Father Odien also said the diocese has religious order and international priests on loan to augment the present number of diocesan priests in ministry, even as there are no guarantees on their future service. “We are grateful for the service provided by our religious order and international priests and are hopeful that we will continue to have access to these priests to assist in our parishes in the future.”
Given the reduced number of priests available for ministry, deanery planners recommended the merging and clustering of parishes, and, in one instance, placing a group of parishes under the care of a team of priests.
“It is natural to want to retain that which we’ve enjoyed in the past, where we have had a sufficient number of priests to have one pastor for each of the 124 parishes of the diocese. The number of priests that will be available for ministry in the future will make this impossible. The merging and clustering parishes is never easy on priests or the people they serve, but will, over time, be of great benefit to the faith life of the Catholic community in South Jersey.”

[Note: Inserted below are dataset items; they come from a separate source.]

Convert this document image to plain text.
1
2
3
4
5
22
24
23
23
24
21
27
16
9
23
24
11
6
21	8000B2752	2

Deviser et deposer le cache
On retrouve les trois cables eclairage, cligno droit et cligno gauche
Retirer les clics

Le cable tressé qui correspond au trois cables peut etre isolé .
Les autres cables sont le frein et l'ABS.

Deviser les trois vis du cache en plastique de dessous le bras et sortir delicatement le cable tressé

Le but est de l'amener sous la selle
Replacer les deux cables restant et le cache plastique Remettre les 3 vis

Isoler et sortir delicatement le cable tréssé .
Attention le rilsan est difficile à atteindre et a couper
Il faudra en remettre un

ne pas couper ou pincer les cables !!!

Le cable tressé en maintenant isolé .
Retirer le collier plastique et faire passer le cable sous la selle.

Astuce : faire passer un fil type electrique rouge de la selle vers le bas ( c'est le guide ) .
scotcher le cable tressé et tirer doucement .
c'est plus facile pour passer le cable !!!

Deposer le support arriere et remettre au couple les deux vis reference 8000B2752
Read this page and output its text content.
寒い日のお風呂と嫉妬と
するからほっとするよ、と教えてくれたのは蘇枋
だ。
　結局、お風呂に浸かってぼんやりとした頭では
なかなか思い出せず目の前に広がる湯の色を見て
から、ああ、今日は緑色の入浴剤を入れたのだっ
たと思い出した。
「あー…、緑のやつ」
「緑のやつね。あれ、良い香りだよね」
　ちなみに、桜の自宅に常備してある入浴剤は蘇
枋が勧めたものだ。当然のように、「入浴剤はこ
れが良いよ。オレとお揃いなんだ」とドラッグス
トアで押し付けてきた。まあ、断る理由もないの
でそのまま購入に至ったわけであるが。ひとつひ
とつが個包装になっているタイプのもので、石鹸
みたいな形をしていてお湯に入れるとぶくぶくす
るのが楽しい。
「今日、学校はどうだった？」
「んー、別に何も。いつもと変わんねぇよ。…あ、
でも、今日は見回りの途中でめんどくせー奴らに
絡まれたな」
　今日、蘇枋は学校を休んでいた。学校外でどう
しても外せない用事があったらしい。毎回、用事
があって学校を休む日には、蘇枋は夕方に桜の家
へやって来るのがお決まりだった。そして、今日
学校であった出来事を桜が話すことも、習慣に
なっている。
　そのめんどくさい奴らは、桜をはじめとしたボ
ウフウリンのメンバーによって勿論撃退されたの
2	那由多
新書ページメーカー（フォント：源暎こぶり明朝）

While the decline in the number of priests available for ministry is necessitating a change in the way the parishes in the diocese are configured, it also places new urgency on the laity to assume their right and duty to participate in service to the parish community.
“The ordained priest is essential and irreplaceable,” said Father Odien. “The clear distinction between the ordained priesthood and the common priesthood of the faithful is never blurred, yet the challenges the Church faces today will present fresh opportunities for participation and collaboration between clergy, religious and laity, who are called to further the common good of their own individual parishes and the diocese as a whole.”
The change that is ahead, he said, involves thinking beyond current parish boundaries, and considering the needs of the local Church overall, a theme developed in Vatican II’s Aposolicam Actuositatem, which stated, “The laity should accustom themselves to working in the parish in close union with their priests…They should constantly foster a feeling for their own diocese, of which the parish is a kind of cell…indeed, [the laity] should not limit their cooperation to the parish level but expand it beyond that, especially because in modern society, no community can remain closed in upon itself” (10).